The first, “What am I going to be when I grow up?” question hits associates with 1-4 years experience. At this point, they are evaluating the firm they work for, how they fit, the people they work with, their prospects for partnership and financial riches, their training (or lack of), the culture and specific work they’re doing. Most recognize that there are more career options for 2nd to 4th year associates than say, 5th to 8th year associates. Therefore, most conclude (and rightfully so) that the window of opportunity will shut when they are senior associates with no business of their own. Staying too long without generating their own clients, can be the kiss of death. Sad but true.
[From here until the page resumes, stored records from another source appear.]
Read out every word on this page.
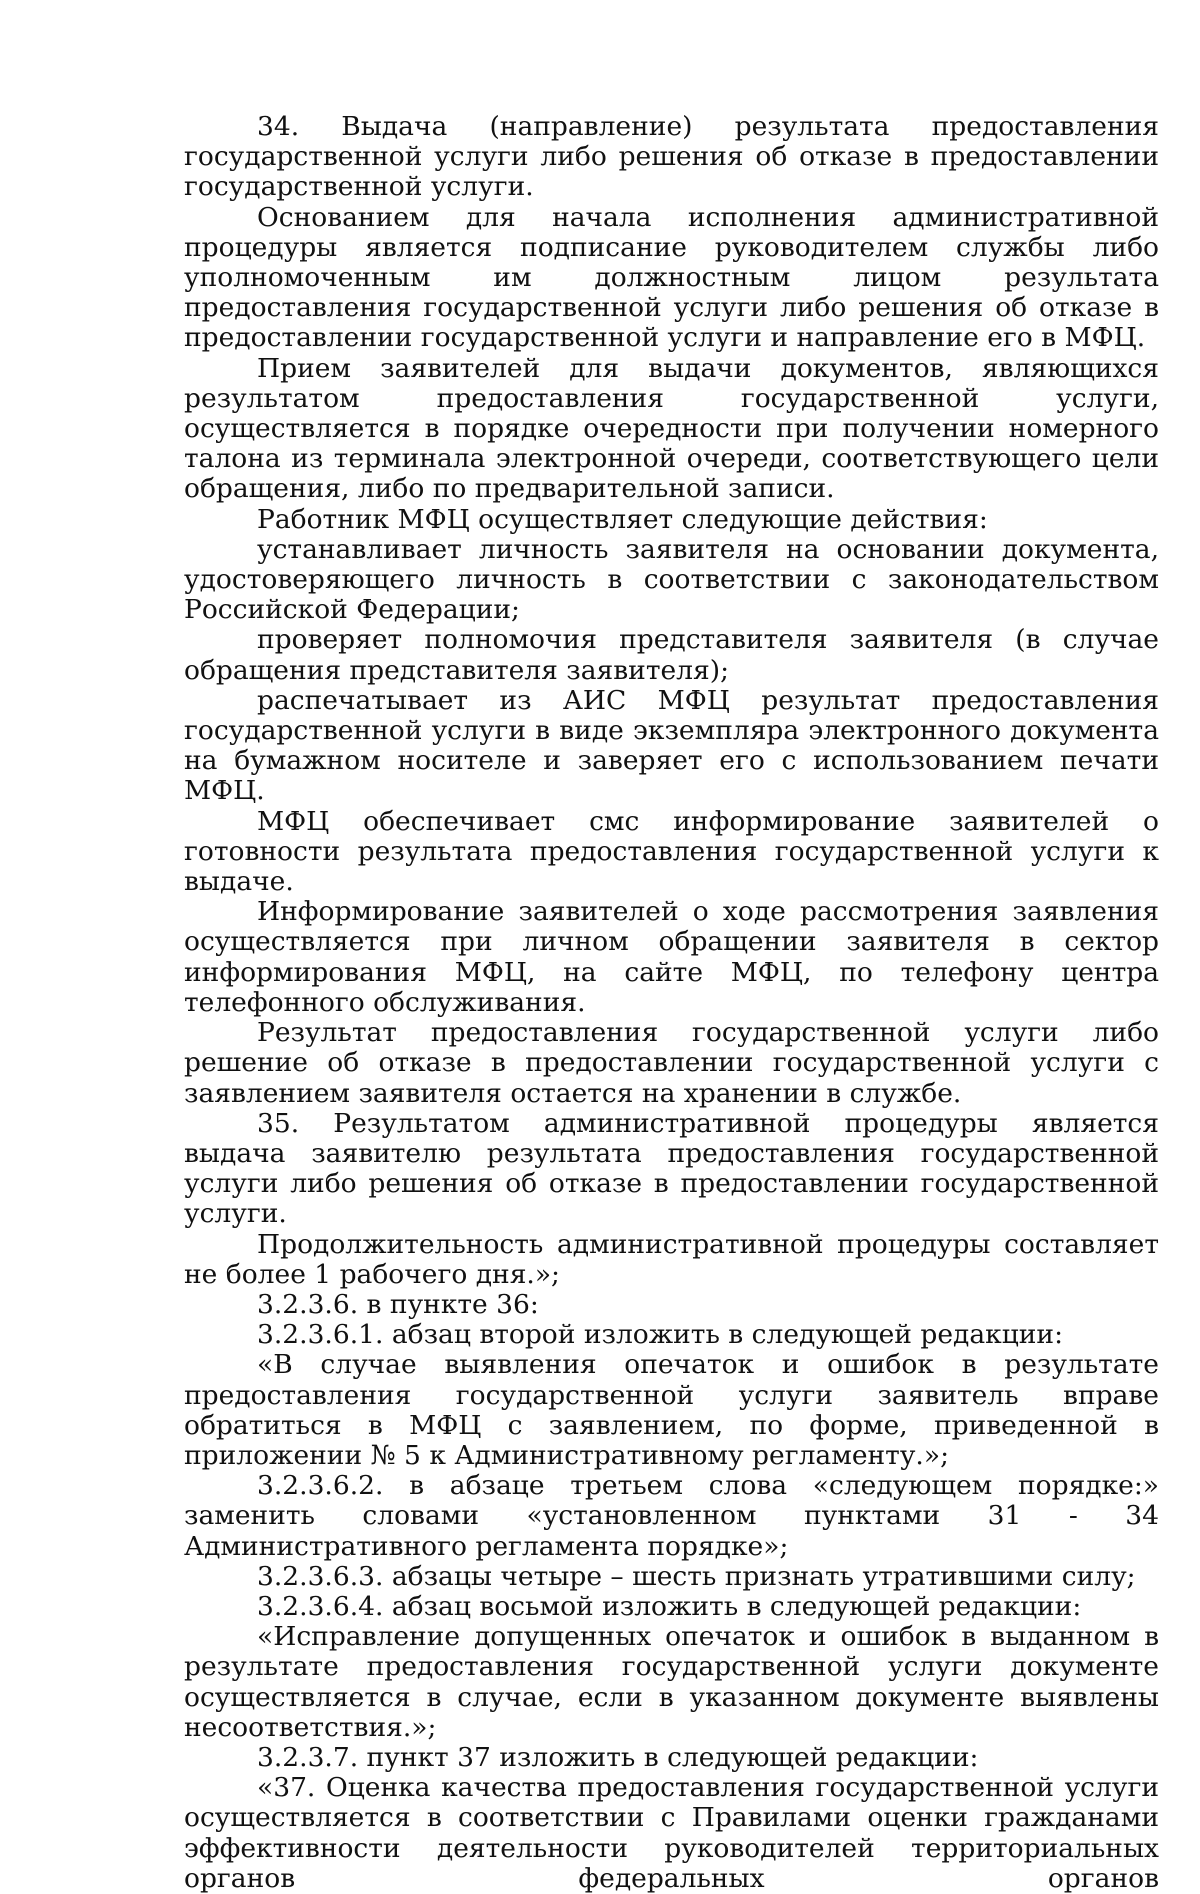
34. Выдача (направление) результата предоставления государственной услуги либо решения об отказе в предоставлении государственной услуги.

Основанием для начала исполнения административной процедуры является подписание руководителем службы либо уполномоченным им должностным лицом результата предоставления государственной услуги либо решения об отказе в предоставлении государственной услуги и направление его в МФЦ.

Прием заявителей для выдачи документов, являющихся результатом предоставления государственной услуги, осуществляется в порядке очередности при получении номерного талона из терминала электронной очереди, соответствующего цели обращения, либо по предварительной записи.

Работник МФЦ осуществляет следующие действия:

устанавливает личность заявителя на основании документа, удостоверяющего личность в соответствии с законодательством Российской Федерации;

проверяет полномочия представителя заявителя (в случае обращения представителя заявителя);

распечатывает из АИС МФЦ результат предоставления государственной услуги в виде экземпляра электронного документа на бумажном носителе и заверяет его с использованием печати МФЦ.

МФЦ обеспечивает смс информирование заявителей о готовности результата предоставления государственной услуги к выдаче.

Информирование заявителей о ходе рассмотрения заявления осуществляется при личном обращении заявителя в сектор информирования МФЦ, на сайте МФЦ, по телефону центра телефонного обслуживания.

Результат предоставления государственной услуги либо решение об отказе в предоставлении государственной услуги с заявлением заявителя остается на хранении в службе.

35. Результатом административной процедуры является выдача заявителю результата предоставления государственной услуги либо решения об отказе в предоставлении государственной услуги.

Продолжительность административной процедуры составляет не более 1 рабочего дня.»;

3.2.3.6. в пункте 36:

3.2.3.6.1. абзац второй изложить в следующей редакции:

«В случае выявления опечаток и ошибок в результате предоставления государственной услуги заявитель вправе обратиться в МФЦ с заявлением, по форме, приведенной в приложении № 5 к Административному регламенту.»;

3.2.3.6.2. в абзаце третьем слова «следующем порядке:» заменить словами «установленном пунктами 31 - 34 Административного регламента порядке»;

3.2.3.6.3. абзацы четыре – шесть признать утратившими силу;

3.2.3.6.4. абзац восьмой изложить в следующей редакции:

«Исправление допущенных опечаток и ошибок в выданном в результате предоставления государственной услуги документе осуществляется в случае, если в указанном документе выявлены несоответствия.»;

3.2.3.7. пункт 37 изложить в следующей редакции:

«37. Оценка качества предоставления государственной услуги осуществляется в соответствии с Правилами оценки гражданами эффективности деятельности руководителей территориальных органов федеральных органов
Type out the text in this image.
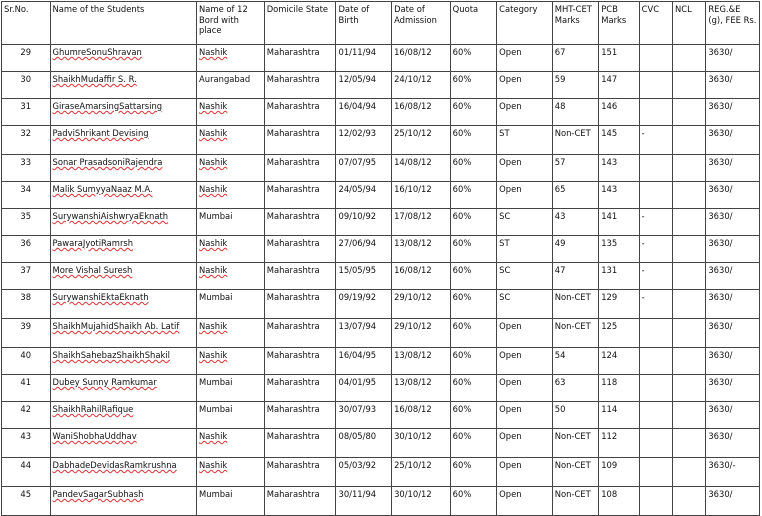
Sr.No.	Name of the Students	Name of 12 Bord with place	Domicile State	Date of Birth	Date of Admission	Quota	Category	MHT-CET Marks	PCB Marks	CVC	NCL	REG.&E (g), FEE Rs.
29	GhumreSonuShravan	Nashik	Maharashtra	01/11/94	16/08/12	60%	Open	67	151			3630/
30	ShaikhMudaffir S. R.	Aurangabad	Maharashtra	12/05/94	24/10/12	60%	Open	59	147			3630/
31	GiraseAmarsingSattarsing	Nashik	Maharashtra	16/04/94	16/08/12	60%	Open	48	146			3630/
32	PadviShrikant Devising	Nashik	Maharashtra	12/02/93	25/10/12	60%	ST	Non-CET	145	-		3630/
33	Sonar PrasadsoniRajendra	Nashik	Maharashtra	07/07/95	14/08/12	60%	Open	57	143			3630/
34	Malik SumyyaNaaz M.A.	Nashik	Maharashtra	24/05/94	16/10/12	60%	Open	65	143			3630/
35	SurywanshiAishwryaEknath	Mumbai	Maharashtra	09/10/92	17/08/12	60%	SC	43	141	-		3630/
36	PawaraJyotiRamrsh	Nashik	Maharashtra	27/06/94	13/08/12	60%	ST	49	135	-		3630/
37	More Vishal Suresh	Nashik	Maharashtra	15/05/95	16/08/12	60%	SC	47	131	-		3630/
38	SurywanshiEktaEknath	Mumbai	Maharashtra	09/19/92	29/10/12	60%	SC	Non-CET	129	-		3630/
39	ShaikhMujahidShaikh Ab. Latif	Nashik	Maharashtra	13/07/94	29/10/12	60%	Open	Non-CET	125			3630/
40	ShaikhSahebazShaikhShakil	Nashik	Maharashtra	16/04/95	13/08/12	60%	Open	54	124			3630/
41	Dubey Sunny Ramkumar	Mumbai	Maharashtra	04/01/95	13/08/12	60%	Open	63	118			3630/
42	ShaikhRahilRafique	Mumbai	Maharashtra	30/07/93	16/08/12	60%	Open	50	114			3630/
43	WaniShobhaUddhav	Nashik	Maharashtra	08/05/80	30/10/12	60%	Open	Non-CET	112			3630/
44	DabhadeDevidasRamkrushna	Nashik	Maharashtra	05/03/92	25/10/12	60%	Open	Non-CET	109			3630/-
45	PandevSagarSubhash	Mumbai	Maharashtra	30/11/94	30/10/12	60%	Open	Non-CET	108			3630/
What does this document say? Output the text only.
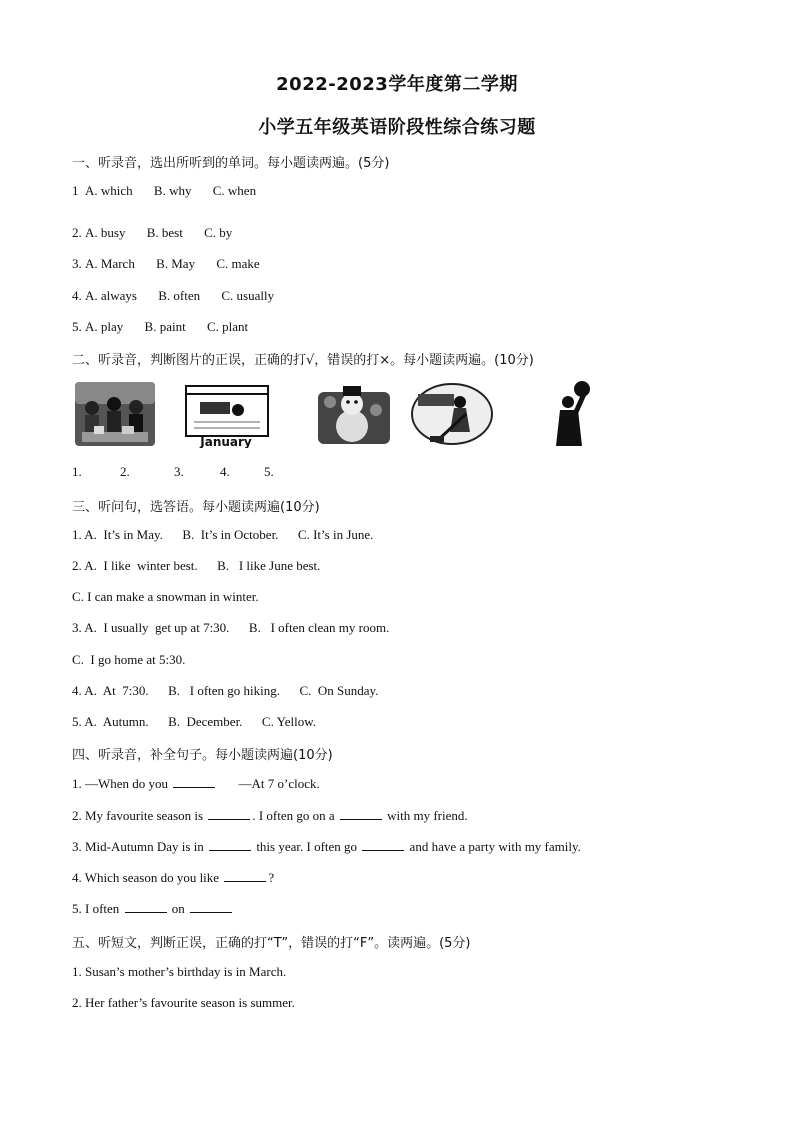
2022-2023学年度第二学期
小学五年级英语阶段性综合练习题
一、听录音，选出所听到的单词。每小题读两遍。(5分)
1 A. which B. why C. when
2. A. busy B. best C. by
3. A. March B. May C. make
4. A. always B. often C. usually
5. A. play B. paint C. plant
二、听录音，判断图片的正误，正确的打√，错误的打×。每小题读两遍。(10分)
January
1.	2.	3.	4.	5.
三、听问句，选答语。每小题读两遍(10分)
1. A.  It’s in May.      B.  It’s in October.      C. It’s in June.
2. A.  I like  winter best.      B.   I like June best.
C. I can make a snowman in winter.
3. A.  I usually  get up at 7:30.      B.   I often clean my room.
C.  I go home at 5:30.
4. A.  At  7:30.      B.   I often go hiking.      C.  On Sunday.
5. A.  Autumn.      B.  December.      C. Yellow.
四、听录音，补全句子。每小题读两遍(10分)
1. —When do you	—At 7 o’clock.
2. My favourite season is	. I often go on a	with my friend.
3. Mid-Autumn Day is in	this year. I often go	and have a party with my family.
4. Which season do you like	?
5. I often	on
五、听短文，判断正误，正确的打“T”，错误的打“F”。读两遍。(5分)
1. Susan’s mother’s birthday is in March.
2. Her father’s favourite season is summer.
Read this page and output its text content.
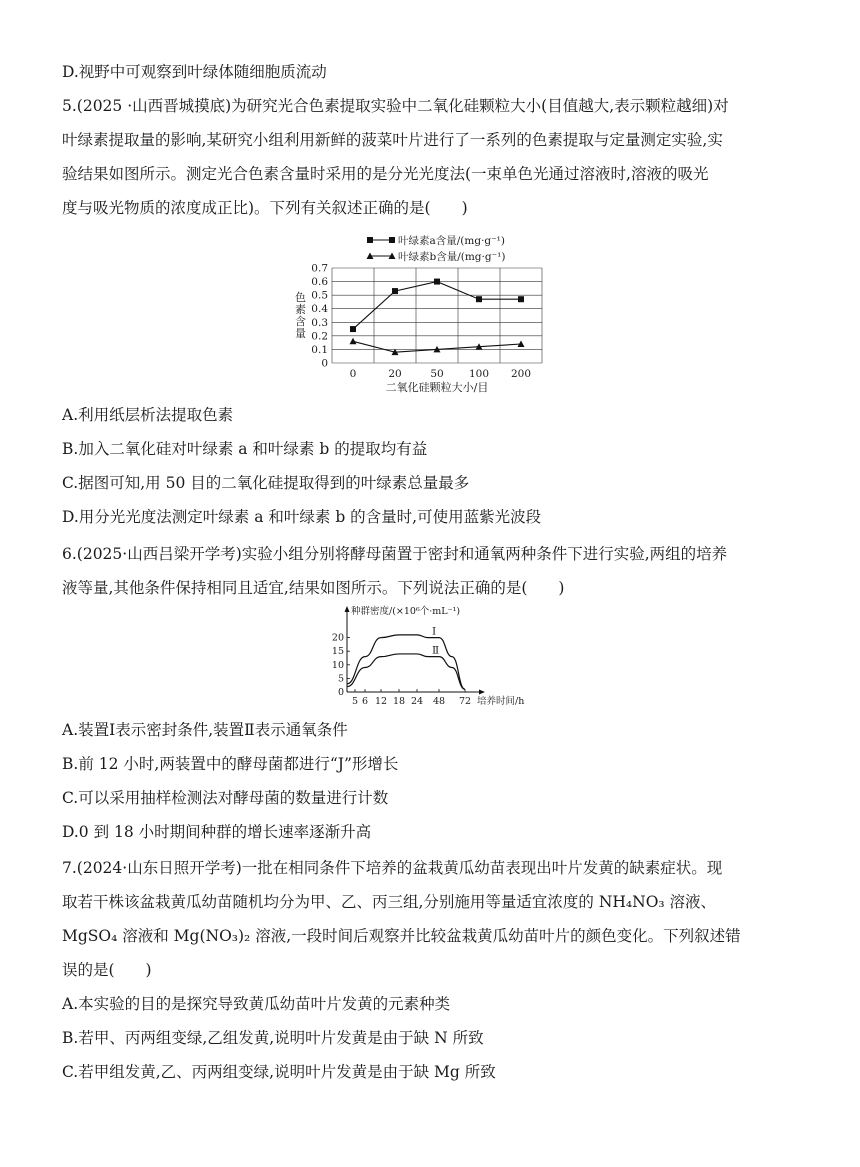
D.视野中可观察到叶绿体随细胞质流动
5.(2025 ·山西晋城摸底)为研究光合色素提取实验中二氧化硅颗粒大小(目值越大,表示颗粒越细)对
叶绿素提取量的影响,某研究小组利用新鲜的菠菜叶片进行了一系列的色素提取与定量测定实验,实
验结果如图所示。测定光合色素含量时采用的是分光光度法(一束单色光通过溶液时,溶液的吸光
度与吸光物质的浓度成正比)。下列有关叙述正确的是(　　)
0
0.1
0.2
0.3
0.4
0.5
0.6
0.7
0	20	50 100 200
二氧化硅颗粒大小/目
色素含量
叶绿素a含量/(mg·g⁻¹)
叶绿素b含量/(mg·g⁻¹)
A.利用纸层析法提取色素
B.加入二氧化硅对叶绿素 a 和叶绿素 b 的提取均有益
C.据图可知,用 50 目的二氧化硅提取得到的叶绿素总量最多
D.用分光光度法测定叶绿素 a 和叶绿素 b 的含量时,可使用蓝紫光波段
6.(2025·山西吕梁开学考)实验小组分别将酵母菌置于密封和通氧两种条件下进行实验,两组的培养
液等量,其他条件保持相同且适宜,结果如图所示。下列说法正确的是(　　)
种群密度/(×10⁶个·mL⁻¹)
培养时间/h
0
5
10
15
20
5 6 12 18 24 48 72
Ⅰ
Ⅱ
A.装置Ⅰ表示密封条件,装置Ⅱ表示通氧条件
B.前 12 小时,两装置中的酵母菌都进行“J”形增长
C.可以采用抽样检测法对酵母菌的数量进行计数
D.0 到 18 小时期间种群的增长速率逐渐升高
7.(2024·山东日照开学考)一批在相同条件下培养的盆栽黄瓜幼苗表现出叶片发黄的缺素症状。现
取若干株该盆栽黄瓜幼苗随机均分为甲、乙、丙三组,分别施用等量适宜浓度的 NH₄NO₃ 溶液、
MgSO₄ 溶液和 Mg(NO₃)₂ 溶液,一段时间后观察并比较盆栽黄瓜幼苗叶片的颜色变化。下列叙述错
误的是(　　)
A.本实验的目的是探究导致黄瓜幼苗叶片发黄的元素种类
B.若甲、丙两组变绿,乙组发黄,说明叶片发黄是由于缺 N 所致
C.若甲组发黄,乙、丙两组变绿,说明叶片发黄是由于缺 Mg 所致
The exception is the young, highly motivated attorney who possesses excellent academic credentials and a specialty in a hot practice (e.g. corporate securities, emerging growth companies, high tech/biotech, healthcare and real estate).

The second quality of life is triggered by family considerations – either the attorney is getting married, divorced, moving to a new location, starting a family, etc. For both male and female attorneys, the specter of a growing family causes grater introspection.

Partnership commitments, time away from home, commute time, juggling family vs. law firm responsibilities are examined. The female lawyer, especially the young mother, is affected more so.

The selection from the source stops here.